Blackbaud released a report called Growing Philanthropy in the United States this week. Why do we need to grow philanthropy? Because:
In the U .S ., charitable giving is estimated to be only 2 percent of average household disposable (after tax) income (Giving USA Foundation 2011) . Regrettably, this is also the 40 year average for this figure, indicating that, despite an increasing marketing effort on the part of nonprofits (Sargeant and Jay 2010), individuals today are no more generous than their predecessors were over four decades ago . The picture is very similar in other countries (e .g . National Council for Voluntary Organizations 2010) .
I asked one of the authors, Jen Shang, to clarify how it is that we have so many nonprofits now than forty years ago but giving hasn’t increased. She said, “So the reason why total giving has been rising but not percentage of giving is because total household income has been rising.” In, addition, although Jen said it wasn’t the data they studied, we simply have more households than forty years ago, so giving would go up.

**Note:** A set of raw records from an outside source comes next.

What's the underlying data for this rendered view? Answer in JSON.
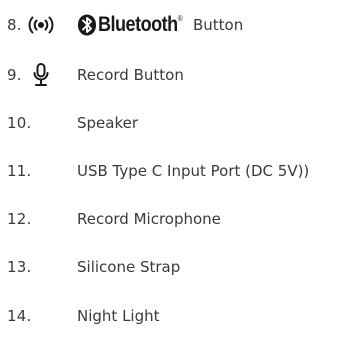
{
  "items": [
    {
      "number": "8.",
      "icon": "radio-waves-icon",
      "brand": "Bluetooth",
      "brand_mark": "®",
      "label": "Button"
    },
    {
      "number": "9.",
      "icon": "microphone-icon",
      "label": "Record Button"
    },
    {
      "number": "10.",
      "label": "Speaker"
    },
    {
      "number": "11.",
      "label": "USB Type C Input Port (DC 5V))"
    },
    {
      "number": "12.",
      "label": "Record Microphone"
    },
    {
      "number": "13.",
      "label": "Silicone Strap"
    },
    {
      "number": "14.",
      "label": "Night Light"
    }
  ],
  "colors": {
    "text": "#3a3a3a",
    "icon": "#1a1a1a"
  }
}
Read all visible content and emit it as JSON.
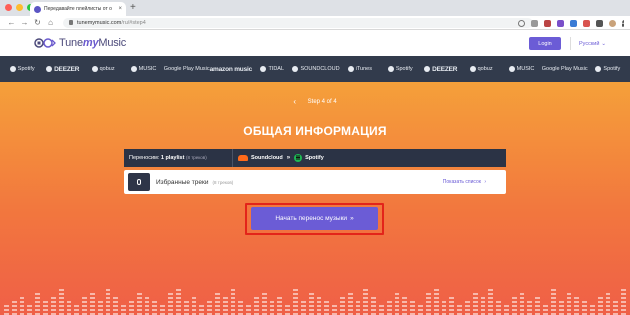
{
  "browser": {
    "tab_title": "Передавайте плейлисты от о",
    "tab_close": "×",
    "new_tab": "+",
    "url_host": "tunemymusic.com",
    "url_path": "/ru/#step4",
    "nav_back": "←",
    "nav_forward": "→",
    "nav_reload": "↻",
    "nav_home": "⌂",
    "light_colors": [
      "#ff5f57",
      "#febc2e",
      "#28c840"
    ]
  },
  "header": {
    "logo_main": "Tune",
    "logo_my": "my",
    "logo_end": "Music",
    "login_label": "Login",
    "language": "Русский",
    "language_chevron": "⌄"
  },
  "services": [
    {
      "label": "Spotify",
      "icon": "spotify-icon",
      "bold": false
    },
    {
      "label": "DEEZER",
      "icon": "deezer-icon",
      "bold": true
    },
    {
      "label": "qobuz",
      "icon": "qobuz-icon",
      "bold": false
    },
    {
      "label": "MUSIC",
      "icon": "apple-icon",
      "bold": false
    },
    {
      "label": "Google Play Music",
      "icon": "",
      "bold": false
    },
    {
      "label": "amazon music",
      "icon": "",
      "bold": true
    },
    {
      "label": "TIDAL",
      "icon": "tidal-icon",
      "bold": false
    },
    {
      "label": "SOUNDCLOUD",
      "icon": "soundcloud-icon",
      "bold": false
    },
    {
      "label": "iTunes",
      "icon": "apple-icon",
      "bold": false
    },
    {
      "label": "Spotify",
      "icon": "spotify-icon",
      "bold": false
    },
    {
      "label": "DEEZER",
      "icon": "deezer-icon",
      "bold": true
    },
    {
      "label": "qobuz",
      "icon": "qobuz-icon",
      "bold": false
    },
    {
      "label": "MUSIC",
      "icon": "apple-icon",
      "bold": false
    },
    {
      "label": "Google Play Music",
      "icon": "",
      "bold": false
    },
    {
      "label": "Spotify",
      "icon": "spotify-icon",
      "bold": false
    }
  ],
  "hero": {
    "step_back": "‹",
    "step_text": "Step 4 of 4",
    "title": "ОБЩАЯ ИНФОРМАЦИЯ",
    "transfer_prefix": "Переносим:",
    "transfer_count": "1 playlist",
    "transfer_tracks": "(8 треков)",
    "source": "Soundcloud",
    "arrow": "»",
    "target": "Spotify",
    "playlist_name": "Избранные треки",
    "playlist_tracks": "(8 треков)",
    "show_list": "Показать список",
    "show_list_chevron": "›",
    "start_label": "Начать перенос музыки",
    "start_arrow": "»"
  },
  "colors": {
    "accent": "#6b5cd6",
    "strip": "#323b4c",
    "highlight": "#e3241a"
  }
}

Nonetheless, the notion that after forty years of saturation by nonprofit marketers and the percentage of income we give hasn’t gone up. These data come from the annual report of Giving USA. Here is the total giving pie for 2010:
And now I’m confounded. After all of that running and cookie buying and dinners-gone-to there is no increase? Certainly the number of causes has increased exponentially, but so have the number of people, so maybe that’s a wash. I feel like I’m missing something big here. Are these data not including embedded giving where we feel like we’ve given a donation even if that gift is kept opaque by a corporation? Are we spending more time volunteering instead of writing checks? Are more of us giving the 2% than in previous generations?